The average American knows very little about bankruptcy. Most people probably are aware of bankruptcy’s ability to dissolve debt and give the debtor a fresh start. Some of the information you might have heard is correct, but some is not. The purpose of this article is to dispel some of the most common bankruptcy myths.
Even If I File For Bankruptcy Creditors Will Still Harass Me and My Family
This is absolutely false. Bankruptcy law provides for an automatic stay. Simply, as soon as you file for bankruptcy a hold is put on all your outstanding debts and any creditor attempts to collect those debts. The law prohibits a debtor to attempt to collect, possess, or even contact the debtor in regard to the debt. If a creditor does not follow the rules, the debtor may have an action in the form of punitive damages. Basically, punitive damages are meant to punish a creditor for not following the procedures set out in the bankruptcy code. Whether a debtor has a cause of action against a creditor should be left to an attorney to answer. However what you need to know is this; once you file for bankruptcy, creditors must leave you alone or suffer the consequences.

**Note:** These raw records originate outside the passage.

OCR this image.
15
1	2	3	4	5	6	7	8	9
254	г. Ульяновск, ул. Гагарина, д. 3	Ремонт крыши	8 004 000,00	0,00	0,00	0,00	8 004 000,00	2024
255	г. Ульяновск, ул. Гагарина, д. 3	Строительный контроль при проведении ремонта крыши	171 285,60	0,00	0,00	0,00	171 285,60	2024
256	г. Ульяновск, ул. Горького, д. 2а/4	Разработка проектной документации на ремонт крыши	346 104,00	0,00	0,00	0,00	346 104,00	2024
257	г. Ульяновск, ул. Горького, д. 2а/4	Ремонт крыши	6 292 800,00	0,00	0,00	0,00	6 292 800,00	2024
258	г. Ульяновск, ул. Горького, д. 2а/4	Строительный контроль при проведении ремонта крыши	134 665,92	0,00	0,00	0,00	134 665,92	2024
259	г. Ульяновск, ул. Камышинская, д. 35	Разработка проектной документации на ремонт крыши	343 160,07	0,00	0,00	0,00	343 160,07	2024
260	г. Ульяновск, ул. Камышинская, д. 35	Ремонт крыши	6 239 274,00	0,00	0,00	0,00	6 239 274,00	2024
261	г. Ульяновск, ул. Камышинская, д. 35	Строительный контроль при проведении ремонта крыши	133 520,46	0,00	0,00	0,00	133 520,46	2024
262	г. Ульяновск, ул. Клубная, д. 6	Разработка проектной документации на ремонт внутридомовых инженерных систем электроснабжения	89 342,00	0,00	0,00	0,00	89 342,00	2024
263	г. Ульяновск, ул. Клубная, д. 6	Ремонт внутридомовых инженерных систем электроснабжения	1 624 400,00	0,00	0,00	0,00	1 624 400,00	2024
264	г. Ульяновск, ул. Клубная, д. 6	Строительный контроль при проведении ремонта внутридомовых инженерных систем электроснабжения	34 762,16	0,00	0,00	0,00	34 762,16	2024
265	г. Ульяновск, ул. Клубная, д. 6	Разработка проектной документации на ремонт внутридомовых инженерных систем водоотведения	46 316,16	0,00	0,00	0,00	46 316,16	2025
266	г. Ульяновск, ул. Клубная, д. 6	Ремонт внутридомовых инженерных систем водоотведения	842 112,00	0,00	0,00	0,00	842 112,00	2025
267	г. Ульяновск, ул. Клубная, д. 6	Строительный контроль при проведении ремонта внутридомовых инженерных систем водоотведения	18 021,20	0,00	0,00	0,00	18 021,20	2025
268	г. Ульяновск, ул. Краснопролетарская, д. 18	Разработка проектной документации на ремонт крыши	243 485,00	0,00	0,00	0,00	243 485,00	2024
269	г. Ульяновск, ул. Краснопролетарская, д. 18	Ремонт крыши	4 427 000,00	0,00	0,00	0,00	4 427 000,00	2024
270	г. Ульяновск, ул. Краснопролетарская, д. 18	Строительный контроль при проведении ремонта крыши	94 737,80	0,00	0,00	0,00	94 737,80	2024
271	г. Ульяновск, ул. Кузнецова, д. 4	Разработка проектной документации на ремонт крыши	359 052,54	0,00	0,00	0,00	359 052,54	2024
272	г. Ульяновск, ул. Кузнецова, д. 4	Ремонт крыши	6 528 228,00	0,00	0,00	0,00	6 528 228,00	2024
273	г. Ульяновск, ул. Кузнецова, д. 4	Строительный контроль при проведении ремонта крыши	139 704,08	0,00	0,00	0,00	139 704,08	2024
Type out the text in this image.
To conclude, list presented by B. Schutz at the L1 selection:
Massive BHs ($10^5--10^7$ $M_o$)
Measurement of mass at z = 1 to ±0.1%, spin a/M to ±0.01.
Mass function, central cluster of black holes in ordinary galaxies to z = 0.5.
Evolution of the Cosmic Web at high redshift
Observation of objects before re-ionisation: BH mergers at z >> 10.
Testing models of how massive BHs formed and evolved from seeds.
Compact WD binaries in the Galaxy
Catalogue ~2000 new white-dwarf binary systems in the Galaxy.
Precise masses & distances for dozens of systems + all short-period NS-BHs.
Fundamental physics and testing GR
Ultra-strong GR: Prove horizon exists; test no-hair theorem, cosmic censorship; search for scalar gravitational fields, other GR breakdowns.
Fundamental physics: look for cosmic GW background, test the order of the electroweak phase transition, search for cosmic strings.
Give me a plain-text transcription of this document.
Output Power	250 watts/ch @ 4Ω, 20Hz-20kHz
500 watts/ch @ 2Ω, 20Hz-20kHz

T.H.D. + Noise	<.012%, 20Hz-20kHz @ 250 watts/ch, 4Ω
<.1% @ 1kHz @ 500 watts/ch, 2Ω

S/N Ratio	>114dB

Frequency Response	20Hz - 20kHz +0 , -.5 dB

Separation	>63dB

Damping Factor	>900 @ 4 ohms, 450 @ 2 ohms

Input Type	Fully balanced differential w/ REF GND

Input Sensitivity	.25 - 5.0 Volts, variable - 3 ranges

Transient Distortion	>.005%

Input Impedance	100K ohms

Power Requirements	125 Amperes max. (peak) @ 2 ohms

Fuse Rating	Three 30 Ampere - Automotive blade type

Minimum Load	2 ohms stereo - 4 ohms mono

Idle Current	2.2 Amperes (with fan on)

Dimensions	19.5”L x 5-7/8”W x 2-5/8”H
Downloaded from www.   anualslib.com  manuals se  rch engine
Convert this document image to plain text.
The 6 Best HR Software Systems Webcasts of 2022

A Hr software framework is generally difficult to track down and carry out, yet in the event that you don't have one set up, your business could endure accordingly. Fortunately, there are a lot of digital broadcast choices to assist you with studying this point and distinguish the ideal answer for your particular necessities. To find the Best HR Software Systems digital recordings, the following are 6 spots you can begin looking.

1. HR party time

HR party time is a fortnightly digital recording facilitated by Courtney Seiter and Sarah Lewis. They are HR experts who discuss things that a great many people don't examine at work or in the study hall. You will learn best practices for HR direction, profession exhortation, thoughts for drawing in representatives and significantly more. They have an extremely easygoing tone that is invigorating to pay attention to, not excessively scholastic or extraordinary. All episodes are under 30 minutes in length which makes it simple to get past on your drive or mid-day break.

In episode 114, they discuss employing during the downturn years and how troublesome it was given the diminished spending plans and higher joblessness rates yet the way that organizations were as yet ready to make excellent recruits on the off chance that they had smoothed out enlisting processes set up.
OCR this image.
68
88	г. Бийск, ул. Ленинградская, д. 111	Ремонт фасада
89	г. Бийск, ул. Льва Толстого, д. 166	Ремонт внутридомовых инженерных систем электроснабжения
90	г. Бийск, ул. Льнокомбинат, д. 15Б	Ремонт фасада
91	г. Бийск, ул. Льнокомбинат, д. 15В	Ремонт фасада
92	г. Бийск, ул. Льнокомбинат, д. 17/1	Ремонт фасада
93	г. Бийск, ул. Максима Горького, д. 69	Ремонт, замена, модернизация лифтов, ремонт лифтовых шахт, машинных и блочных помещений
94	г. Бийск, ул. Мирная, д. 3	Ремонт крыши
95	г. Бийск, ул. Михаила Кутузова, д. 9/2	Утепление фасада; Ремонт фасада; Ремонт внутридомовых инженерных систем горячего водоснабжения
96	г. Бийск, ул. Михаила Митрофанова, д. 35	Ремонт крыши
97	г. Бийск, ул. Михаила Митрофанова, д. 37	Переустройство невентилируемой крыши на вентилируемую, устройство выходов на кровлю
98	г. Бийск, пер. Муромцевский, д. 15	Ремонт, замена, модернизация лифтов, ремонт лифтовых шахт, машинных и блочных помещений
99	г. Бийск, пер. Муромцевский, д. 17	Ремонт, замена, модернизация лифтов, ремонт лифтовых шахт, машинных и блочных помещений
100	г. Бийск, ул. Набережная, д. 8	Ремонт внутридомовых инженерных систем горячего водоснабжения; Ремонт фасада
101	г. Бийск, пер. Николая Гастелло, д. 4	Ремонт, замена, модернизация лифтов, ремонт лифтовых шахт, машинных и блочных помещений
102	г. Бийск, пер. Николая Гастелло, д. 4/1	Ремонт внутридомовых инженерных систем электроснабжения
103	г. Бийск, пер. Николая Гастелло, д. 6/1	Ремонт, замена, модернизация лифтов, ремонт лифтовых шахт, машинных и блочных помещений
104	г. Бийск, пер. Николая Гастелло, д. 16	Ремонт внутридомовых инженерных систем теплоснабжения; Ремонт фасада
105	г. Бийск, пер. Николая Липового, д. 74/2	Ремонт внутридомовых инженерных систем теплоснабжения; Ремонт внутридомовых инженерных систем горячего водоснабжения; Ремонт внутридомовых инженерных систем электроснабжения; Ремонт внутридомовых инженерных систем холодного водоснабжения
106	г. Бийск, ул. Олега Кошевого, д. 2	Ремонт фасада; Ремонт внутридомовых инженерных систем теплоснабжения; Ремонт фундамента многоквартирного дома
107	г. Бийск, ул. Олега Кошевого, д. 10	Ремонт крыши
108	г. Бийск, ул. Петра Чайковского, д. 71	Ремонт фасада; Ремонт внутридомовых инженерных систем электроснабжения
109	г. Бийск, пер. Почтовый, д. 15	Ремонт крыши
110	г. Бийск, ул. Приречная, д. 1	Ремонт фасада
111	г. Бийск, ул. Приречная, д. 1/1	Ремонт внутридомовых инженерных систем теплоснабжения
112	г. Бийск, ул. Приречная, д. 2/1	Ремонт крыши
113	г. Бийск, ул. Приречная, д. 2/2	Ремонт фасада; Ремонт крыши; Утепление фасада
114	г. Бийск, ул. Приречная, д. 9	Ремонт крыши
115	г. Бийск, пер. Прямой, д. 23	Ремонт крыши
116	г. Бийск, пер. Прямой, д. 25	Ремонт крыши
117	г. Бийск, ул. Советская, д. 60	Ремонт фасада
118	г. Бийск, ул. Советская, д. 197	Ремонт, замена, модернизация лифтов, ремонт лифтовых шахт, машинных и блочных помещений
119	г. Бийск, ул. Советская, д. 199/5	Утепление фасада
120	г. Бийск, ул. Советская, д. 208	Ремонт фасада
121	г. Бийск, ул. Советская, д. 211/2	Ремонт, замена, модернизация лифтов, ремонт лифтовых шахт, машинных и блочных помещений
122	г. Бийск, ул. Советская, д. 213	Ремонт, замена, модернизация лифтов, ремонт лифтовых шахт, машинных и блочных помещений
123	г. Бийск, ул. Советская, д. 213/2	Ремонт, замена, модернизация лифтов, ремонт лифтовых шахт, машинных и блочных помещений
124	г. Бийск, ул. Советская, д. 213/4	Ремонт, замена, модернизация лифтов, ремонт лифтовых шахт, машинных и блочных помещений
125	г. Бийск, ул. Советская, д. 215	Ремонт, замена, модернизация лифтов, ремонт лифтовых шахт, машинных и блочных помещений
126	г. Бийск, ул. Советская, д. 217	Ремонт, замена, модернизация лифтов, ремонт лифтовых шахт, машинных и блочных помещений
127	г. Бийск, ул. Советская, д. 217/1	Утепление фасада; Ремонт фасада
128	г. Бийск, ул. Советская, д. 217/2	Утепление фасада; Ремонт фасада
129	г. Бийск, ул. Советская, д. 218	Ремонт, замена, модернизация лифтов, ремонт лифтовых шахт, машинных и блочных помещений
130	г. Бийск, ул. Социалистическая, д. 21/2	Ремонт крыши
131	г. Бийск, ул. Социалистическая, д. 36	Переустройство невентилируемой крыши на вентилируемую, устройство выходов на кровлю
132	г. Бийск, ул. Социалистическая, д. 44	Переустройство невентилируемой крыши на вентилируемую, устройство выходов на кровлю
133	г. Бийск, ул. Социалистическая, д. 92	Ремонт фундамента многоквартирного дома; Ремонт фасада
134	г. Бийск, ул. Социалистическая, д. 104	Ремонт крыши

If I File For Bankruptcy The Trustee Will Seize All Of My Assets and Sell Them To Settle My Debts With Creditors
Again this is false. While it is one of the duties of a trustee to sell assets in the estate, the trustee cannot necessarily reach all of your assets. There are many factors that must be examined before this happens. The type of bankruptcy as a lot to do with how much the trustee can seize. For example, a chapter 13 is a reorganization bankruptcy. Simply, the debtor keeps the majority if not all of his assets, and forms a repayment plan to satisfy interested creditors. Even in a chapter 7 filing the debtor gets to keep many assets.
If I File For Bankruptcy Now, I Will Never Be Able To File Again
Surprise, this too is false. Filing for bankruptcy does not make you ineligible to file again. Without going into too much detail, just know the bankruptcy code allows a debtor to file for bankruptcy more than once. There are a few things different most importantly possibility of discharge, however you can file for bankruptcy again if you already have filed.
If I File For Bankruptcy I Will Never Get Credit Again
This is simply false. If this were true then nobody would file for bankruptcy. Americans depend on credit and this is no different than a debtor who has filed for bankruptcy. Several banks now offer credit on a secured basis to potentially risky customers. In fact, you can buy and finance a car the day you get your discharge. Many car dealers now have what they call a “special finance department” that specifically deals with people who have filed bankruptcy.
You can also get an unsecured credit card. Once the debtor proves his ability to pay, credit limits get higher. As little as two years after a chapter 7, a debtor is eligible for mortgage loans on terms equal to someone who has not gone through bankruptcy. Creditors look more to a debtors stability, as opposed to the fact you filed for bankruptcy.